Inicialmente, havíamos pensado como tema desse evento a questão da impunidade das ações do governo ao produzir essas tragédias, focaríamos basicamente na impunidade do executivo e o título seria “E nada acontece?”.
No entanto, com a velocidade vertiginosa na qual se desenrola a cena política atual, entendemos duas coisas: em primeiro lugar, não é verdade que nada acontece, temos resistido firmemente à sucessão de iniciativas destrutivas desse governo. Em segundo lugar, concluímos que, nesse momento, deveríamos privilegiar o instrumento de resistência mais geral e concreto que se coloca no horizonte que é a eleição de outubro, onde através do voto será possível nos livrarmos dessa figura abjeta que ocupa a presidência do país. Com sorte, conseguiremos responsabilizá-lo criminalmente pelos seus atos.
Sabemos que, apesar desse ser um passo decisivo na retomada do caminho democrático, está muito longe de ser suficiente e, se há algo que aprendemos ao longo desses anos terríveis, foi que realmente não basta votar, é absolutamente necessário prosseguir na luta para que o bolsonarismo seja derrotado. Mas, para além disso, é preciso repensarmos a posição em que a maioria de nós se encontrava em 2016, acreditando que a retomada democrática pós ditadura seguiria um caminho relativamente seguro em direção a uma democracia real.
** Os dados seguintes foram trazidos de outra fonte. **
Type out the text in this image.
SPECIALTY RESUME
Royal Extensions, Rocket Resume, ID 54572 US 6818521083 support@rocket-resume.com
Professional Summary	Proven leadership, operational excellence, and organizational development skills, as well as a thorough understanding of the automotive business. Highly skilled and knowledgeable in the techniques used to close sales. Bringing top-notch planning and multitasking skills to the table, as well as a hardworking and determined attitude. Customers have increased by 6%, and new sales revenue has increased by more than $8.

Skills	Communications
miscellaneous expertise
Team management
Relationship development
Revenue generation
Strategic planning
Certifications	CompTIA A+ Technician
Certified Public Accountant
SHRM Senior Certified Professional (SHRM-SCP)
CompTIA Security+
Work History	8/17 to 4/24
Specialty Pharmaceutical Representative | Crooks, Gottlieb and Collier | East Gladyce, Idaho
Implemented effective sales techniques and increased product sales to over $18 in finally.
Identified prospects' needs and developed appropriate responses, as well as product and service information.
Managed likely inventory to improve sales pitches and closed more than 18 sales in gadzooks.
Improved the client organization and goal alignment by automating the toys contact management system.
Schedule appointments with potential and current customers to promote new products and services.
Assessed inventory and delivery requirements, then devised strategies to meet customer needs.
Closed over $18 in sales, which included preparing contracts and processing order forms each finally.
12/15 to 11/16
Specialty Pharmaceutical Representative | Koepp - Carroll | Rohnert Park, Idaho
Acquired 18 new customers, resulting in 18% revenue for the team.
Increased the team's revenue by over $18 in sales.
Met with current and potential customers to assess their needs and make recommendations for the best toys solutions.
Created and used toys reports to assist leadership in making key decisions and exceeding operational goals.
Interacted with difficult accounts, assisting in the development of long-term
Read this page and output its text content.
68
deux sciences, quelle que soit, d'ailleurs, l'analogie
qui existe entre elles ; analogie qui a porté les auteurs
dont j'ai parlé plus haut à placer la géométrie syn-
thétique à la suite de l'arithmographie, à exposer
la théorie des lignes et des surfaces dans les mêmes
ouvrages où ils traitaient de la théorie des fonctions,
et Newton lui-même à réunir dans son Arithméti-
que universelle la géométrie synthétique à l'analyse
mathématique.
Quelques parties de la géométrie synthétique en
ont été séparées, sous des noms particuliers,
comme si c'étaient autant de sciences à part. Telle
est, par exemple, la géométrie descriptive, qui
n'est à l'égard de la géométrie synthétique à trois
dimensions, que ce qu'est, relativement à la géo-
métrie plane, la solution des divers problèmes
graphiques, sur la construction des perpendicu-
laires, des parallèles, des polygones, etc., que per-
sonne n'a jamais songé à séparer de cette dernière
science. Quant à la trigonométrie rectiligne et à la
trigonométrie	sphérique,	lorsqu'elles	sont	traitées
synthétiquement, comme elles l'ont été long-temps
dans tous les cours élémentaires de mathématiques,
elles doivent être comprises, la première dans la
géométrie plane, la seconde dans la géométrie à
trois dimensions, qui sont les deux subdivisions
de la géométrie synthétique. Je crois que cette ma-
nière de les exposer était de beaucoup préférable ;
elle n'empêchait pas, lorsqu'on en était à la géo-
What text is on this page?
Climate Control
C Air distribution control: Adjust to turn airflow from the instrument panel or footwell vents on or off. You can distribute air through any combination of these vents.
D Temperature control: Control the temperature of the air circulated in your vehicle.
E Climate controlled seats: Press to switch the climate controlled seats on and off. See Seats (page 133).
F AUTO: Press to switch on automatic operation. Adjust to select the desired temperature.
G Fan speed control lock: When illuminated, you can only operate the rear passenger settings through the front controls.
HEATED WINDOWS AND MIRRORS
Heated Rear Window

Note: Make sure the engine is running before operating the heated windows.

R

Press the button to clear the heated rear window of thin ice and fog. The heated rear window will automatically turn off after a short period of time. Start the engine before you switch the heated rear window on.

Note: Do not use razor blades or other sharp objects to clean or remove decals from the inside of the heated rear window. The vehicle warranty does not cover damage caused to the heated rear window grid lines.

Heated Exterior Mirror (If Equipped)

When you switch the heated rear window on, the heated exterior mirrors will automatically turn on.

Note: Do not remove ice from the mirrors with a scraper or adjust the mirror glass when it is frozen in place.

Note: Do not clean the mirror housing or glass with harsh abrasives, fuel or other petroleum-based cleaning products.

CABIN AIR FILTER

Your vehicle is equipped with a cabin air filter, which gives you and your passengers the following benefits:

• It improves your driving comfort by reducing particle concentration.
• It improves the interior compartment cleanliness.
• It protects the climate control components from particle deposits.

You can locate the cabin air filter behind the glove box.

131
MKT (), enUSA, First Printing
Ignoramos o que se passava aqui, bem perto de nós. Diante da situação dramática de violência e precariedade das periferias da cidade do Rio de Janeiro, com a milícia entrando de modo acelerado nas favelas, a grande maioria dos psicanalistas continuava protegida em seus consultórios, confiantes que se avançava na conquista da democracia. É preciso ressaltar que colegas psicanalistas atuantes na área da saúde pública, estiveram bem mais diretamente implicados com o que se passava nas favelas e creio que esse contato com as populações precarizadas trouxe questões ético-políticas importantes para o campo psicanalítico.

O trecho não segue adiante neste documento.